According to Global Data, the uveitis therapeutics market is expected to grow at 26.4% annually for the next seven years and reach $1.6 billion by 2017. This significant growth is primarily attributed to increasing therapeutic options for the treatment of uveitis. In addition, the successful launch of some targeted therapies such as Luveniq (voclosporin), AIN457 and the approval of Humira may significantly stimulate market growth in the near future. However, the complex etiology of the condition will continue to be a barrier for market growth.
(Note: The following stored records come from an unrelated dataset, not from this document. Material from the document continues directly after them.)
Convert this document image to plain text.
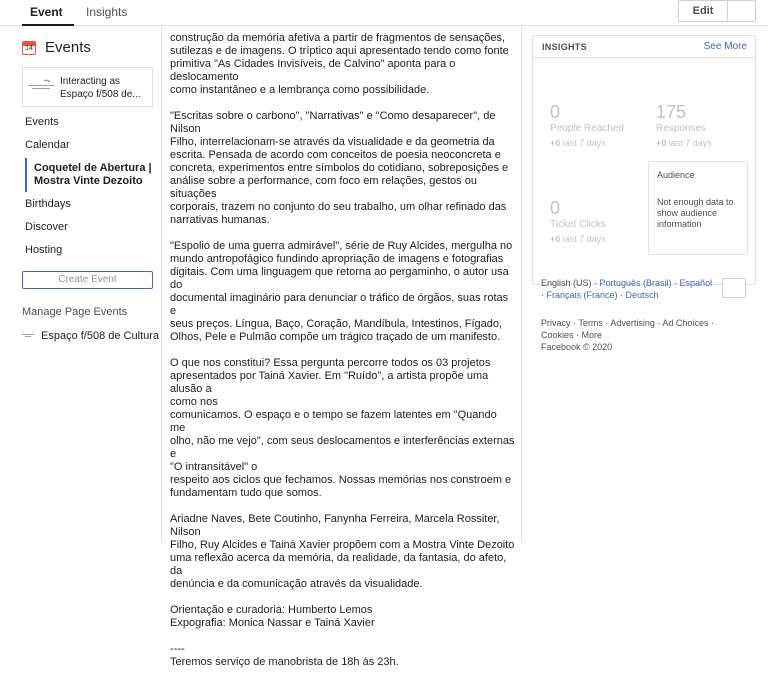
Event Insights	Edit
14 Events
Interacting as Espaço f/508 de...
Events
Calendar
Coquetel de Abertura | Mostra Vinte Dezoito
Birthdays
Discover
Hosting
Create Event
Manage Page Events
Espaço f/508 de Cultura

.
construção da memória afetiva a partir de fragmentos de sensações,
sutilezas e de imagens. O tríptico aqui apresentado tendo como fonte
primitiva "As Cidades Invisíveis, de Calvino" aponta para o deslocamento
como instantâneo e a lembrança como possibilidade.

"Escritas sobre o carbono", "Narrativas" e "Como desaparecer", de Nilson
Filho, interrelacionam-se através da visualidade e da geometria da
escrita. Pensada de acordo com conceitos de poesia neoconcreta e
concreta, experimentos entre símbolos do cotidiano, sobreposições e
análise sobre a performance, com foco em relações, gestos ou situações
corporais, trazem no conjunto do seu trabalho, um olhar refinado das
narrativas humanas.

"Espolio de uma guerra admirável", série de Ruy Alcides, mergulha no
mundo antropofágico fundindo apropriação de imagens e fotografias
digitais. Com uma linguagem que retorna ao pergaminho, o autor usa do
documental imaginário para denunciar o tráfico de órgãos, suas rotas e
seus preços. Língua, Baço, Coração, Mandíbula, Intestinos, Fígado,
Olhos, Pele e Pulmão compõe um trágico traçado de um manifesto.

O que nos constitui? Essa pergunta percorre todos os 03 projetos
apresentados por Tainá Xavier. Em "Ruído", a artista propõe uma alusão a
como nos
comunicamos. O espaço e o tempo se fazem latentes em "Quando me
olho, não me vejo", com seus deslocamentos e interferências externas e
"O intransitável" o
respeito aos ciclos que fechamos. Nossas memórias nos constroem e
fundamentam tudo que somos.

Ariadne Naves, Bete Coutinho, Fanynha Ferreira, Marcela Rossiter, Nilson
Filho, Ruy Alcides e Tainá Xavier propõem com a Mostra Vinte Dezoito
uma reflexão acerca da memória, da realidade, da fantasia, do afeto, da
denúncia e da comunicação através da visualidade.

Orientação e curadoria: Humberto Lemos
Expografia: Monica Nassar e Tainá Xavier

----
Teremos serviço de manobrista de 18h às 23h.

INSIGHTS	See More
0
People Reached
+0 last 7 days
175
Responses
+0 last 7 days
0
Ticket Clicks
+0 last 7 days
Audience
Not enough data to show audience information
English (US) · Português (Brasil) · Español
· Français (France) · Deutsch
Privacy · Terms · Advertising · Ad Choices ·
Cookies · More
Facebook © 2020
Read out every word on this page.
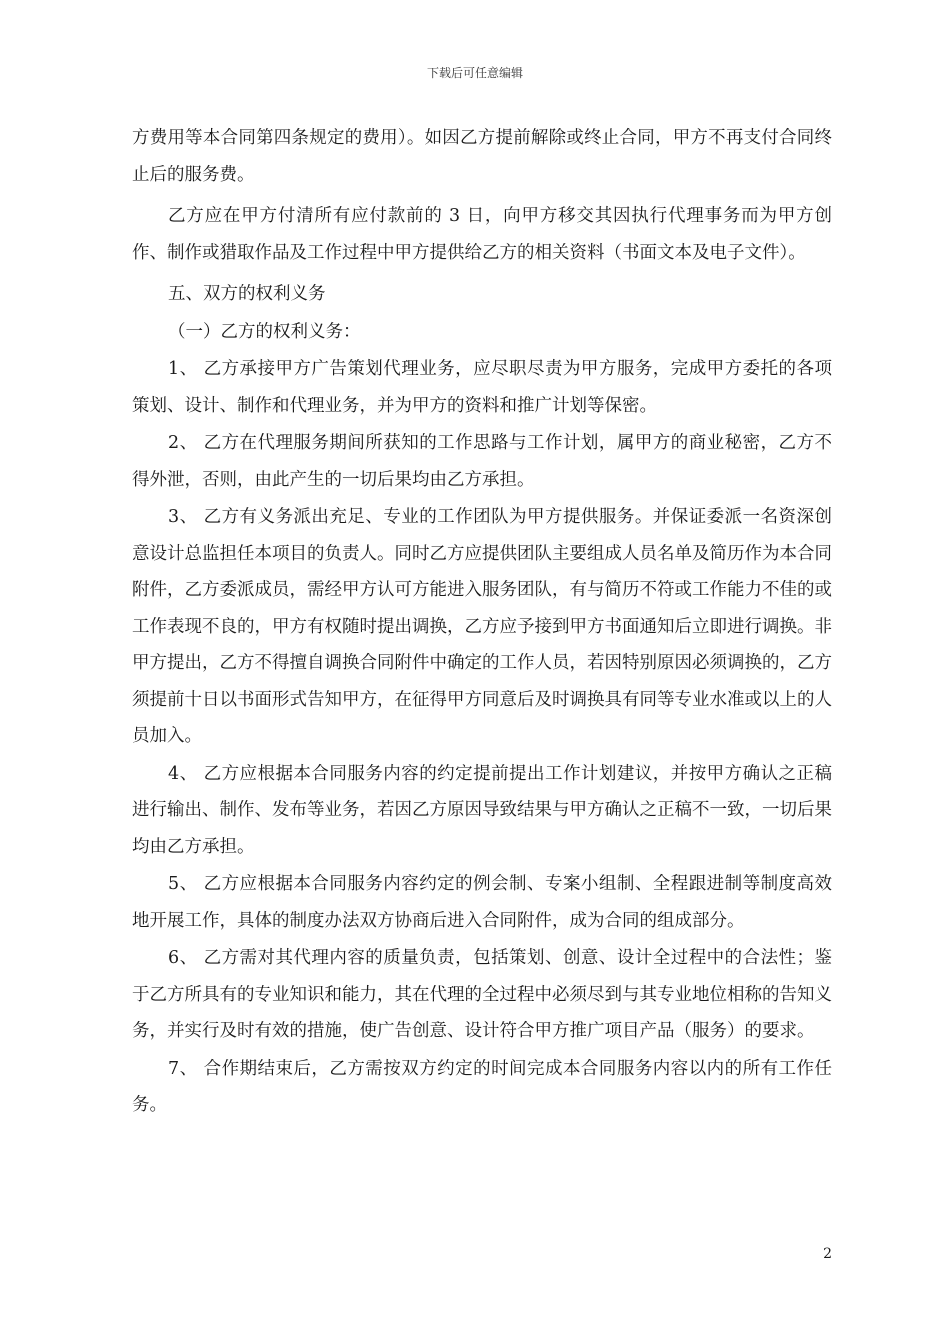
下载后可任意编辑
方费用等本合同第四条规定的费用）。如因乙方提前解除或终止合同，甲方不再支付合同终止后的服务费。
乙方应在甲方付清所有应付款前的 3 日，向甲方移交其因执行代理事务而为甲方创作、制作或猎取作品及工作过程中甲方提供给乙方的相关资料（书面文本及电子文件）。
五、双方的权利义务
（一）乙方的权利义务：
1、 乙方承接甲方广告策划代理业务，应尽职尽责为甲方服务，完成甲方委托的各项策划、设计、制作和代理业务，并为甲方的资料和推广计划等保密。
2、 乙方在代理服务期间所获知的工作思路与工作计划，属甲方的商业秘密，乙方不得外泄，否则，由此产生的一切后果均由乙方承担。
3、 乙方有义务派出充足、专业的工作团队为甲方提供服务。并保证委派一名资深创意设计总监担任本项目的负责人。同时乙方应提供团队主要组成人员名单及简历作为本合同附件，乙方委派成员，需经甲方认可方能进入服务团队，有与简历不符或工作能力不佳的或工作表现不良的，甲方有权随时提出调换，乙方应予接到甲方书面通知后立即进行调换。非甲方提出，乙方不得擅自调换合同附件中确定的工作人员，若因特别原因必须调换的，乙方须提前十日以书面形式告知甲方，在征得甲方同意后及时调换具有同等专业水准或以上的人员加入。
4、 乙方应根据本合同服务内容的约定提前提出工作计划建议，并按甲方确认之正稿进行输出、制作、发布等业务，若因乙方原因导致结果与甲方确认之正稿不一致，一切后果均由乙方承担。
5、 乙方应根据本合同服务内容约定的例会制、专案小组制、全程跟进制等制度高效地开展工作，具体的制度办法双方协商后进入合同附件，成为合同的组成部分。
6、 乙方需对其代理内容的质量负责，包括策划、创意、设计全过程中的合法性；鉴于乙方所具有的专业知识和能力，其在代理的全过程中必须尽到与其专业地位相称的告知义务，并实行及时有效的措施，使广告创意、设计符合甲方推广项目产品（服务）的要求。
7、 合作期结束后，乙方需按双方约定的时间完成本合同服务内容以内的所有工作任务。
2
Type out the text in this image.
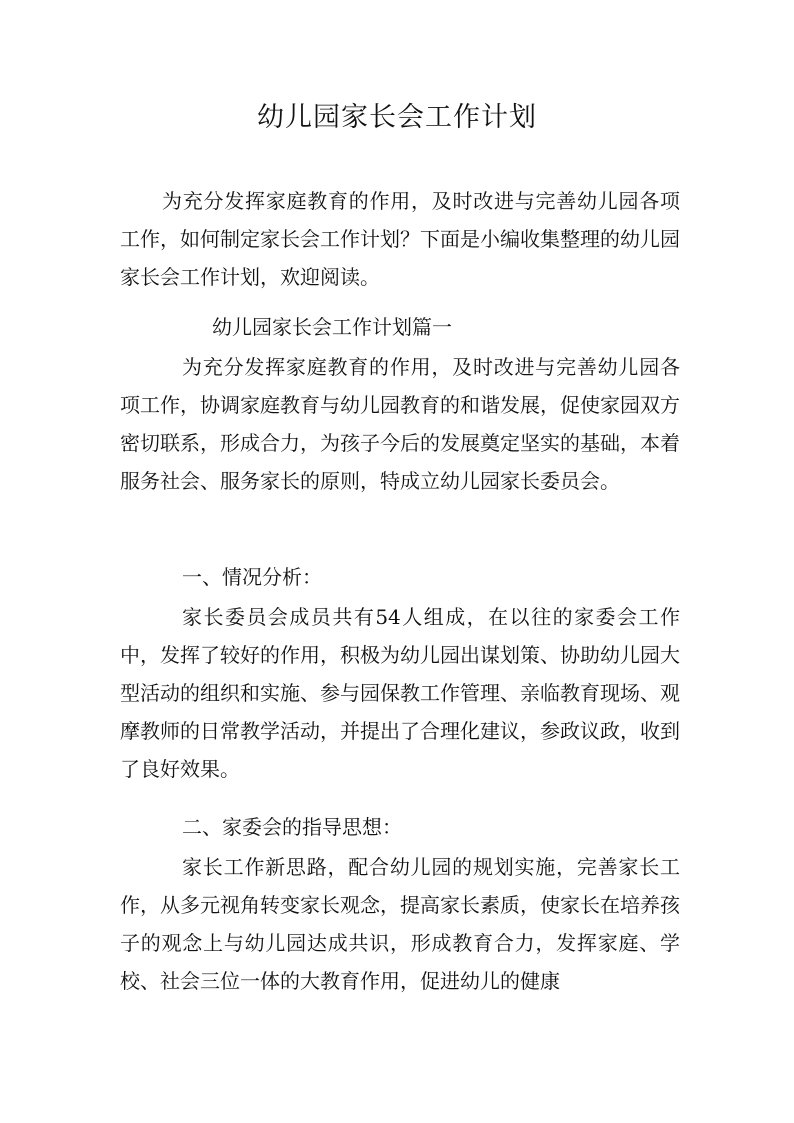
幼儿园家长会工作计划

为充分发挥家庭教育的作用，及时改进与完善幼儿园各项工作，如何制定家长会工作计划？下面是小编收集整理的幼儿园家长会工作计划，欢迎阅读。

幼儿园家长会工作计划篇一

为充分发挥家庭教育的作用，及时改进与完善幼儿园各项工作，协调家庭教育与幼儿园教育的和谐发展，促使家园双方密切联系，形成合力，为孩子今后的发展奠定坚实的基础，本着服务社会、服务家长的原则，特成立幼儿园家长委员会。

一、情况分析：

家长委员会成员共有54人组成，在以往的家委会工作中，发挥了较好的作用，积极为幼儿园出谋划策、协助幼儿园大型活动的组织和实施、参与园保教工作管理、亲临教育现场、观摩教师的日常教学活动，并提出了合理化建议，参政议政，收到了良好效果。

二、家委会的指导思想：

家长工作新思路，配合幼儿园的规划实施，完善家长工作，从多元视角转变家长观念，提高家长素质，使家长在培养孩子的观念上与幼儿园达成共识，形成教育合力，发挥家庭、学校、社会三位一体的大教育作用，促进幼儿的健康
FWIW this is just a skosh out of date...
AIN457 completed its first ph iii in late 2010 and then terminated all the other ph iii's.
Luveniq (aka voclosporin and LX211) bombed in its ph iii as announced early 2013.
As per Clinical Trials the remaining ph iiis in non-anterior uveitis are:
a) Humira - highly likely to be significantly active. That said, the endpoints are complex and I haven't worked through them. Scheduled to complete in the latter half of 2014.
b) fluocinolone acetonide - a corticosteroid injected into the eye. Likely to be successful as was a dexamethasone version of the same treatment (approved by FDA in 2010 - and probably diminishing the uveitis market?). Scheduled to complete in 2015.
c) MMF in combo with other things - I have no idea of the possible benefit from MMF. Combo with corticosteroids schedule for completion early this year (although Clinical Trials is stale). Other protocols scheduled to complete in 2015.
d) Sirolimus intravitreal injections. No idea of possible chance of success. Scheduled to complete trials in late 2014.